Once an Azure Sphere MCU has been purchased, there are not any additional charges to use the Azure Sphere Security Service (AS3) or Azure Sphere OS. The one-time cost of the physical MCU chip includes licensing for the chip, Azure Sphere OS, and the Azure Sphere Security Service. Microsoft has listed that updates and support are included in this licensing through July 2031. This support end date will get updated over time, but this should give you an idea on how long your solutions will be eligible for updates and support after you purchase the physical hardware.

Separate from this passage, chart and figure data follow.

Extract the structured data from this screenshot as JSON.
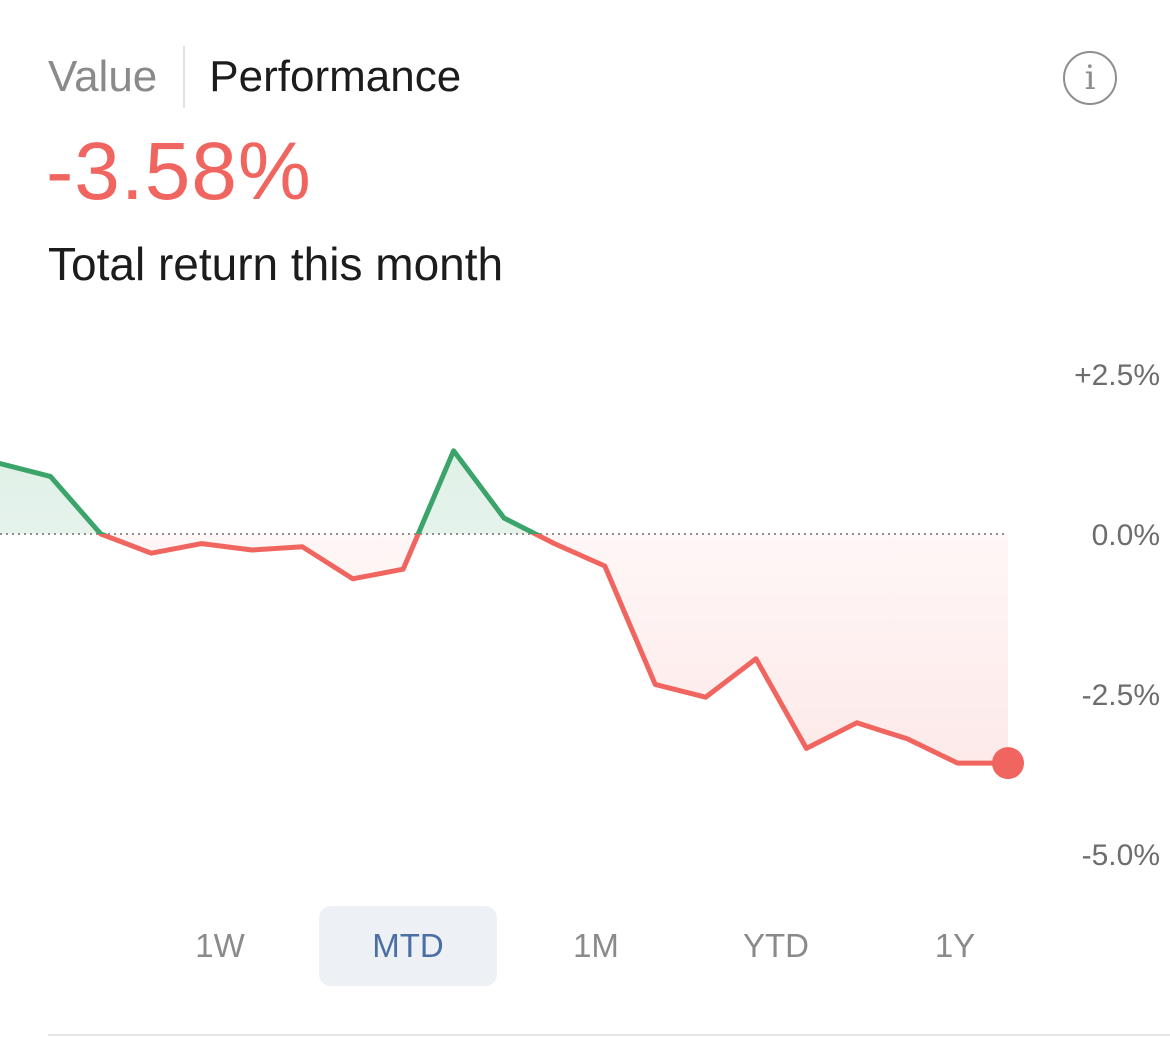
{
  "tabs": {
    "value_label": "Value",
    "performance_label": "Performance",
    "active": "Performance"
  },
  "info_button": {
    "icon": "info-icon",
    "glyph": "i"
  },
  "summary": {
    "return_value": "-3.58%",
    "caption": "Total return this month"
  },
  "colors": {
    "positive": "#3aa46a",
    "negative": "#f0655f",
    "active_range_bg": "#edf0f5",
    "active_range_text": "#4a6fa5"
  },
  "chart_data": {
    "type": "area",
    "x": [
      1,
      2,
      3,
      4,
      5,
      6,
      7,
      8,
      9,
      10,
      11,
      12,
      13,
      14,
      15,
      16,
      17,
      18,
      19,
      20,
      21
    ],
    "values": [
      1.1,
      0.9,
      0.0,
      -0.3,
      -0.15,
      -0.25,
      -0.2,
      -0.7,
      -0.55,
      1.3,
      0.25,
      -0.15,
      -0.5,
      -2.35,
      -2.55,
      -1.95,
      -3.35,
      -2.95,
      -3.2,
      -3.58,
      -3.58
    ],
    "yticks": [
      "+2.5%",
      "0.0%",
      "-2.5%",
      "-5.0%"
    ],
    "ytick_values": [
      2.5,
      0.0,
      -2.5,
      -5.0
    ],
    "ylim": [
      -5.0,
      2.5
    ],
    "baseline": 0.0,
    "baseline_style": "dotted",
    "end_marker": true,
    "grid": false,
    "legend": "none"
  },
  "ranges": {
    "items": [
      "1W",
      "MTD",
      "1M",
      "YTD",
      "1Y"
    ],
    "active": "MTD"
  }
}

Additionally, the pricing for specific Azure Sphere MCU hardware will depend on the manufacturer and the features / capabilities of the chips.
Included in the licensing of Azure Sphere, is use of the Azure Sphere Security Service (AS3) service without any ongoing subscription fee or consumption fee. There are no additional costs for Azure Sphere beyond the initial, one-time cost. This model provides a great model that helps reduce the barrier to entry on the Azure Sphere platform in figuring out how much it will cost. Once you purchase the Azure Sphere MCU hardware the Azure Sphere OS (including updates) and use of the AS3 cloud service is included for the supported lifetime of the device.
The overall cost of a solution using Azure Sphere will depend on the other cloud services used. Even though there isn’t any ongoing cost for using an Azure Sphere device, you will need to pay for all the other Microsoft Azure services you integrate into your overall Azure IoT solutions.
Overall, the Azure Sphere platform provides innovative advancements for building more highly secured IoT solutions. This is increasingly important in an ever connected world that is depending more on IoT solutions every day. A GA release for Azure Sphere is exciting, as Microsoft is entering a phase where they will be officially stating Azure Sphere is ready for primetime, production use.
If you aren’t already digging into Azure Sphere, then I recommend you start soon! There are many security related benefits that come with the platform that will likely help you build more secure solutions for your organization and your customers.